Project 2 – Generation of hESC- and hiPSC-derived 3D contractile myospheres

In this project we plan to apply our studies to human subjects by taking advantage from patient hiPSC-derived 3D myospheres. To this purpose we have established a consortium for the study of rare (orphan) muscular disease through a “strategic” SanfordBurnham bi-costal synergy with Dr Wood and Florida hospitals. This operation is based on the generation in Dr Wood lab of hiPSCs from patient derived fibroblasts received by the hospitals. Moreover, I plan to further improve this “in dish”disease models by adding two currently missing key components of skeletal muscles – the extracellular matrix (ECM) and neural innervation. To this purpose we have started collaboration with Dr Engler (UCSD) to devise biomaterials that can recapitulate functional and physical features of ECM and will be used to encapsulate myospheres. I have also recently recruited a new post-doc that will be dedicated to setting the optimal conditions for co-culture of hiPSC-derived motoneurons and myospheres in order to form neuro-muscular junctions(NMJ) that will allowmyospheres contraction from neural stimulation.This setting will be particularly suitable to understand the effect of contraction on dystrophin-deficient myospheres, at different levels. In addition to the structural and metabolic responses, I am particularly interested in evaluating the effect of contraction on the epigenome and nuclear architecture of myospheres from generated from DMD hiPSCs.

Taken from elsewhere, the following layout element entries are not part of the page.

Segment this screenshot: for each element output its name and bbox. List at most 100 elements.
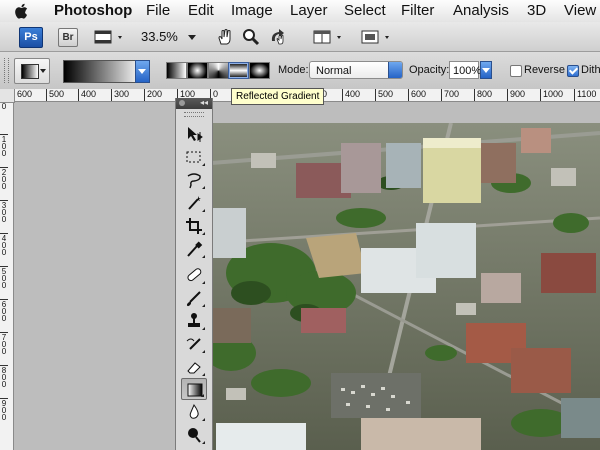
document-canvas[interactable]	[211, 123, 600, 450]
tools-panel-grip[interactable]	[184, 112, 204, 117]
radial-gradient-button[interactable]	[187, 62, 208, 79]
zoom-level[interactable]: 33.5%	[141, 29, 178, 44]
submenu-corner-icon	[202, 418, 205, 421]
ruler-label: 9 0 0	[0, 398, 8, 422]
eraser-icon	[187, 362, 201, 374]
submenu-corner-icon	[201, 394, 204, 397]
tools-panel: ◂◂	[175, 98, 213, 450]
submenu-corner-icon	[202, 441, 205, 444]
submenu-corner-icon	[202, 232, 205, 235]
reverse-label: Reverse	[524, 64, 565, 76]
linear-gradient-button[interactable]	[166, 62, 187, 79]
ruler-label: 800	[474, 89, 492, 101]
mode-select[interactable]: Normal	[309, 61, 403, 79]
rotate-view-button[interactable]	[268, 27, 290, 47]
magic-wand-icon	[188, 196, 201, 210]
brush-tool[interactable]	[181, 287, 207, 309]
submenu-corner-icon	[202, 373, 205, 376]
tools-panel-header[interactable]: ◂◂	[176, 98, 212, 109]
menu-analysis[interactable]: Analysis	[453, 0, 509, 22]
arrange-documents-icon	[313, 30, 341, 44]
menu-bar: Photoshop File Edit Image Layer Select F…	[0, 0, 600, 23]
move-icon	[188, 127, 203, 142]
gradient-tool-preset-icon	[21, 64, 39, 79]
photoshop-logo: Ps	[19, 27, 43, 48]
marquee-tool[interactable]	[181, 146, 207, 168]
ruler-label: 4 0 0	[0, 233, 8, 257]
menu-view[interactable]: View	[564, 0, 596, 22]
menu-edit[interactable]: Edit	[188, 0, 214, 22]
tooltip: Reflected Gradient	[231, 88, 325, 105]
healing-brush-tool[interactable]	[181, 264, 207, 286]
blur-tool[interactable]	[181, 401, 207, 423]
rotate-view-icon	[271, 29, 284, 45]
submenu-corner-icon	[202, 350, 205, 353]
mode-label: Mode:	[278, 64, 309, 76]
chevron-down-icon	[482, 68, 490, 73]
dither-checkbox[interactable]	[567, 65, 579, 77]
eyedropper-icon	[187, 241, 203, 257]
eraser-tool[interactable]	[181, 356, 207, 378]
view-extras-button[interactable]	[94, 27, 130, 47]
menu-filter[interactable]: Filter	[401, 0, 434, 22]
angle-gradient-button[interactable]	[208, 62, 229, 79]
reflected-gradient-button[interactable]	[228, 62, 249, 79]
dodge-tool[interactable]	[181, 424, 207, 446]
gradient-editor-swatch[interactable]	[63, 60, 143, 83]
close-panel-icon[interactable]	[179, 100, 185, 106]
mode-stepper-icon	[388, 62, 402, 78]
vertical-ruler[interactable]: 0 1 0 0 2 0 0 3 0 0 4 0 0 5 0 0 6 0 0 7 …	[0, 89, 14, 450]
drop-icon	[189, 403, 199, 419]
ruler-label: 900	[507, 89, 525, 101]
dither-label: Dithe	[581, 64, 600, 76]
ruler-label: 5 0 0	[0, 266, 8, 290]
submenu-corner-icon	[202, 163, 205, 166]
ruler-label: 1 0 0	[0, 134, 8, 158]
ruler-origin[interactable]	[0, 89, 15, 103]
hand-icon	[218, 29, 231, 45]
tool-preset-picker[interactable]	[14, 58, 50, 84]
bridge-button[interactable]: Br	[58, 28, 78, 47]
lasso-icon	[187, 173, 201, 189]
zoom-dropdown-arrow[interactable]	[188, 35, 196, 40]
collapse-panel-icon[interactable]: ◂◂	[200, 98, 208, 107]
history-brush-tool[interactable]	[181, 333, 207, 355]
ruler-label: 400	[342, 89, 360, 101]
ruler-label: 200	[144, 89, 162, 101]
crop-icon	[186, 218, 202, 234]
menu-3d[interactable]: 3D	[527, 0, 546, 22]
menu-select[interactable]: Select	[344, 0, 386, 22]
eyedropper-tool[interactable]	[181, 238, 207, 260]
clone-stamp-tool[interactable]	[181, 310, 207, 332]
options-bar: Mode: Normal Opacity: 100% Reverse Dithe	[0, 52, 600, 90]
application-bar: Ps Br 33.5%	[0, 22, 600, 52]
ruler-label: 6 0 0	[0, 299, 8, 323]
opacity-dropdown-button[interactable]	[480, 61, 492, 79]
opacity-field[interactable]: 100%	[449, 61, 481, 79]
mode-value: Normal	[316, 65, 352, 77]
move-tool[interactable]	[181, 123, 207, 145]
ruler-label: 700	[441, 89, 459, 101]
lasso-tool[interactable]	[181, 169, 207, 191]
diamond-gradient-button[interactable]	[249, 62, 270, 79]
crop-tool[interactable]	[181, 215, 207, 237]
arrange-documents-button[interactable]	[313, 27, 349, 47]
gradient-picker-button[interactable]	[135, 60, 150, 83]
menu-app-name[interactable]: Photoshop	[54, 0, 132, 22]
zoom-tool-button[interactable]	[241, 27, 261, 47]
menu-file[interactable]: File	[146, 0, 170, 22]
hand-tool-button[interactable]	[215, 27, 235, 47]
menu-layer[interactable]: Layer	[290, 0, 328, 22]
apple-menu-icon[interactable]	[13, 2, 31, 20]
screen-mode-button[interactable]	[361, 27, 397, 47]
submenu-corner-icon	[202, 255, 205, 258]
quick-select-tool[interactable]	[181, 192, 207, 214]
reverse-checkbox[interactable]	[510, 65, 522, 77]
ruler-label: 1000	[540, 89, 563, 101]
history-brush-icon	[186, 338, 201, 350]
options-bar-grip[interactable]	[4, 58, 9, 83]
ruler-label: 7 0 0	[0, 332, 8, 356]
submenu-corner-icon	[202, 327, 205, 330]
gradient-tool[interactable]	[181, 378, 207, 400]
menu-image[interactable]: Image	[231, 0, 273, 22]
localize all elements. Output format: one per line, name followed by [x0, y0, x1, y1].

To this purpose, we have an ongoing collaboration with Bing Ren lab (USCD), by which we are exploiting Hi-C technology to map long-distance interactions between regulatory elements of the genome.

Other Relevant Projects

Will will continue our studies on DNA damage-activated ABL signaling to MyoD and p300. The next step for this project will be to obtain significant funding to understand how ABL-mediated phosphorylation changes MyoD and p300 interactions with regulatory proteins.This approach will be based on mass-spectometry studies, in collaboration with the SBMRI proteomic facility, and should provide biochemical and mechanistic insights into the phosphorylation-mediated functional changes of these proteins.  As a long term goal of this project, we would like to understand whetheran altered DNA damage-activated repair/transcription and the ensuing genetic instability can explain the relationship between cellular senescence and the age-related impairement of muscle regeneration potential.